Märkischer Sand, Kohle, Gas – und sehr viel Wasser. Neun Blicke auf all das, worauf diese Stadt gebaut ist und wie es unser Leben beeinflusst.

Metall klirrt, ein Motor heult, der Boden bebt. Bohren ist nichts für Weicheier. Immer wieder donnert der zwei Meter lange Stahlzylinder in die Tiefe, schnappt sich Sand und Kies vom Boden des Lochs und frisst sich so immer tiefer hinein: in den Untergrund Berlins. Nord-Berlins, um genau zu sein. Auf einem schmalen Grasstreifen zwischen der Schönerlinder Chaussee und einer Weide für Zuchtbullen steht der blaue Spezial-Lkw, den der Bohrmeister nach Belieben aufheulen und erzittern lässt, auf dass der Bohrer die tiefen Schichten zutage fördert. Gibt es hier Bodenschätze? Wird Berlin-Buch bald aussehen wie Baku vor hundert Jahren oder die Landschaft aus dem „Dallas“-Vorspann: Bohrtürme bis zum Horizont, die massenweise Erdöl heraufholen?
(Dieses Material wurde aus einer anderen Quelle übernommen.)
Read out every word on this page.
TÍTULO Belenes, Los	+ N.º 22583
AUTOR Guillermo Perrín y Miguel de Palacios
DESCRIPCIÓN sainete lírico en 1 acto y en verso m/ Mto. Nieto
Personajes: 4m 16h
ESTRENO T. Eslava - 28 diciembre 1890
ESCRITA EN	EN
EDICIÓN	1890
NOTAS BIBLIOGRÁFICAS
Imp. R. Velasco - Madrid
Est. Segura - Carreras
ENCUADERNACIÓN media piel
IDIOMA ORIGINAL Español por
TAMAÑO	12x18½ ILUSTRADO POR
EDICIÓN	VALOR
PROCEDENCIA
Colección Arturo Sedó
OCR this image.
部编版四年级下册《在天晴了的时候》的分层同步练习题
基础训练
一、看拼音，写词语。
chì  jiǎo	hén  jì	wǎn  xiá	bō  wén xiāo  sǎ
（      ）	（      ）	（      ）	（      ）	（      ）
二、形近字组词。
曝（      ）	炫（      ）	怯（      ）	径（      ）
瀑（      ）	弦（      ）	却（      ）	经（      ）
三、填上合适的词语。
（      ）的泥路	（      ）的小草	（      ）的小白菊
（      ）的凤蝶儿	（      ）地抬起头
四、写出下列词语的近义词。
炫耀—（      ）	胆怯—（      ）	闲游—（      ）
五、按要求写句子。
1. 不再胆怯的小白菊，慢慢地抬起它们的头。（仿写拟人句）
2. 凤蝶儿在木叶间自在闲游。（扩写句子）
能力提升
Schön sähe es zwar nicht unbedingt aus, aber die Stadt wäre umgehend ihre Finanzsorgen los. Doch: „Daraus wird erst mal nichts“, sagt Alexander Limberg. „Hier entsteht eine neue Grundwassermessstelle.“ Limberg ist Leiter der Gruppe Geologie und Grundwassermanagement in der Senatsverwaltung für Stadtentwicklung und Umwelt. Man könnte ihn auch als Chefgeologen des Landes Berlin bezeichnen. Ihm geht es um eine andere Ressource, die Berlin in großer Menge zu bieten hat. Noch.

„Wir sind die einzige Großstadt in Mitteleuropa, die ihren Bedarf an Trinkwasser ausschließlich mit eigenen Vorkommen aus dem Untergrund decken kann“, sagt Limberg. Damit das so bleibt, muss das Grundwasser ständig überwacht werden, um Veränderungen oder gar Verschmutzungen schnell zu erkennen. Dafür sind Grundwassermessstellen da: lange PVC-Rohre in die Tiefe, über die Proben entnommen und Schwankungen des Wasserstands gemessen werden können. Rund 2000 davon gibt es im gesamten Stadtgebiet. Bald wird es noch eine mehr sein.
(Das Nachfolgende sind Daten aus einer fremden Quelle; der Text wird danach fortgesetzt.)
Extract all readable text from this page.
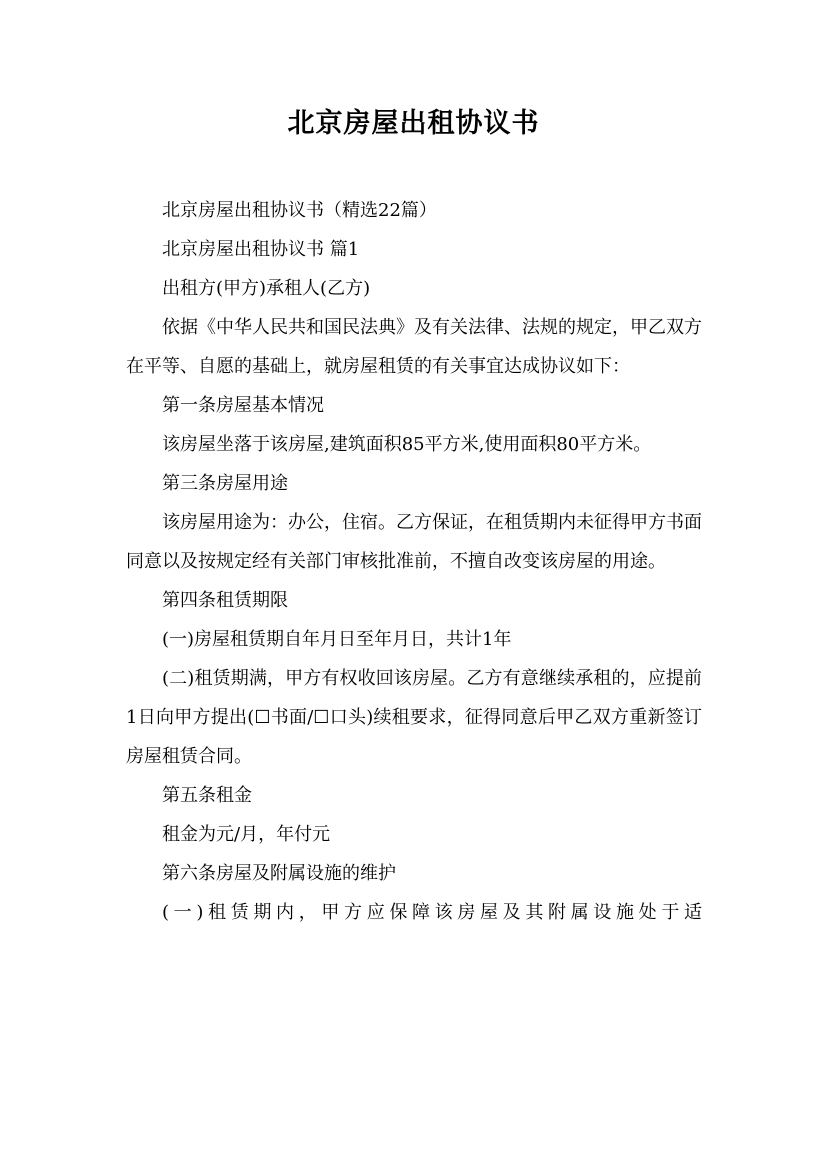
北京房屋出租协议书

北京房屋出租协议书（精选22篇）

北京房屋出租协议书 篇1

出租方(甲方)承租人(乙方)

依据《中华人民共和国民法典》及有关法律、法规的规定，甲乙双方在平等、自愿的基础上，就房屋租赁的有关事宜达成协议如下：

第一条房屋基本情况

该房屋坐落于该房屋,建筑面积85平方米,使用面积80平方米。

第三条房屋用途

该房屋用途为：办公，住宿。乙方保证，在租赁期内未征得甲方书面同意以及按规定经有关部门审核批准前，不擅自改变该房屋的用途。

第四条租赁期限

(一)房屋租赁期自年月日至年月日，共计1年

(二)租赁期满，甲方有权收回该房屋。乙方有意继续承租的，应提前1日向甲方提出(☐书面/☐口头)续租要求，征得同意后甲乙双方重新签订房屋租赁合同。

第五条租金

租金为元/月，年付元

第六条房屋及附属设施的维护

(一)租赁期内，甲方应保障该房屋及其附属设施处于适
Dafür muss jedoch ein Loch gebohrt werden – ein hervorragender Anlass, einmal die tiefen Stockwerke der Stadt zu erkunden.
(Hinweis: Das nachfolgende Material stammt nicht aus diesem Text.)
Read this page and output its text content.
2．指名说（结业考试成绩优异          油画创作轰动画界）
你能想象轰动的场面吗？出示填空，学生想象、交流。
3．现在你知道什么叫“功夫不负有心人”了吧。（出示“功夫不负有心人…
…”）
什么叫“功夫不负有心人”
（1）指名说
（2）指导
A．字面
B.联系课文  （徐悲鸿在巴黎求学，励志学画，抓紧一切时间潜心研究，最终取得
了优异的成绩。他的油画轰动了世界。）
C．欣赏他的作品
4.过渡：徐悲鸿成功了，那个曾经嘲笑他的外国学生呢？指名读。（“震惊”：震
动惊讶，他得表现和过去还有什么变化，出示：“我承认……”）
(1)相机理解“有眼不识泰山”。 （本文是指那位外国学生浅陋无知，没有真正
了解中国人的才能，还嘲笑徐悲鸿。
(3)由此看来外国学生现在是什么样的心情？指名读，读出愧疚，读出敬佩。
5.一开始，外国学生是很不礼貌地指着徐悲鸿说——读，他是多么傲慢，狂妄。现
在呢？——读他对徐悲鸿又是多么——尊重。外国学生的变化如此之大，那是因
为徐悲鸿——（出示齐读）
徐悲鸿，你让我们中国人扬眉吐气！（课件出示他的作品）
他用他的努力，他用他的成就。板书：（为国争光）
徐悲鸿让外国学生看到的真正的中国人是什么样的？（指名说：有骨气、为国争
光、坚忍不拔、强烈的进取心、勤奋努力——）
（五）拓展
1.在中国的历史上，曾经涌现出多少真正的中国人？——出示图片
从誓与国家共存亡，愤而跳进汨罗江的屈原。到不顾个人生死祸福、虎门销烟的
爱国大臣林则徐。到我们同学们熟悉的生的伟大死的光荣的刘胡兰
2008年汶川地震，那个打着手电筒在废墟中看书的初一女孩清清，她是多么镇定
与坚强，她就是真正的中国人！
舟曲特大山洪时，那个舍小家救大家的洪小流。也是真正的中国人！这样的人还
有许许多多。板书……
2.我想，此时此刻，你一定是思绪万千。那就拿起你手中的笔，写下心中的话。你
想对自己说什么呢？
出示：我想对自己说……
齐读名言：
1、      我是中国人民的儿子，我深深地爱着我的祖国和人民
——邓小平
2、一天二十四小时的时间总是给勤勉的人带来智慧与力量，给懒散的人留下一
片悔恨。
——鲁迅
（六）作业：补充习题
Alexander Limberg ist der Chefgeologe des Landes Berlin. Er und seine Mitarbeiter sind zuständig für die Nutzung des Untergrundes, von der Wassergewinnung über Erdwärmenutzung bis zu großen Baumaßnahmen.
Alexander Limberg ist der Chefgeologe des Landes Berlin. Er und seine Mitarbeiter sind zuständig für die Nutzung des Untergrundes, von der Wassergewinnung über Erdwärmenutzung bis zu großen Baumaßnahmen.

© Doris Spiekermann-Klaas

1. REISE DURCH DIE ZEIT

Mit jedem Meter, den der Bohrer in die Tiefe vordringt, wühlt er sich zugleich tiefer in die Erdgeschichte. Denn der Untergrund Berlins ist so ähnlich aufgebaut wie eine Kleckerburg am Strand: Schicht für Schicht wurden im Lauf der Jahrtausende Sand und Kies abgelagert. Oben das jüngere, was unten liegt, ist älter. „Die obersten Schichten, die für uns interessant sind, haben wir alle den Eiszeiten zu verdanken“, sagt Limberg. „Hätten die riesigen Gletscher aus dem Norden, die teilweise bis zum Erzgebirge reichten, nicht so viel Sand und Steine in unsere Region geschoben, würde Berlin heute 30 Meter unter dem Meeresspiegel liegen.“

Die kleinen Erdbeben haben inzwischen aufgehört, der Bohrmeister hat den Stahlzylinder an die Oberfläche geholt, wo sein Kollege den Inhalt in einen grauen Plastikeimer schüttet. Grauer Schlamm. Das Grundwasser fängt hier drei Meter unter der Wiese an, alles, was tiefer liegt, ist also „wassergesättigt“, wie Limberg sagt. Nun wird der Inhalt des Eimers in eine längliche Wanne gefüllt. „10,0 Meter“ steht auf einem kleinen Aufkleber links, „11,0 Meter“ rechts. Damit die drei Männer wissen, aus welcher Tiefe die Pampe kommt, über die sie gerade sprechen.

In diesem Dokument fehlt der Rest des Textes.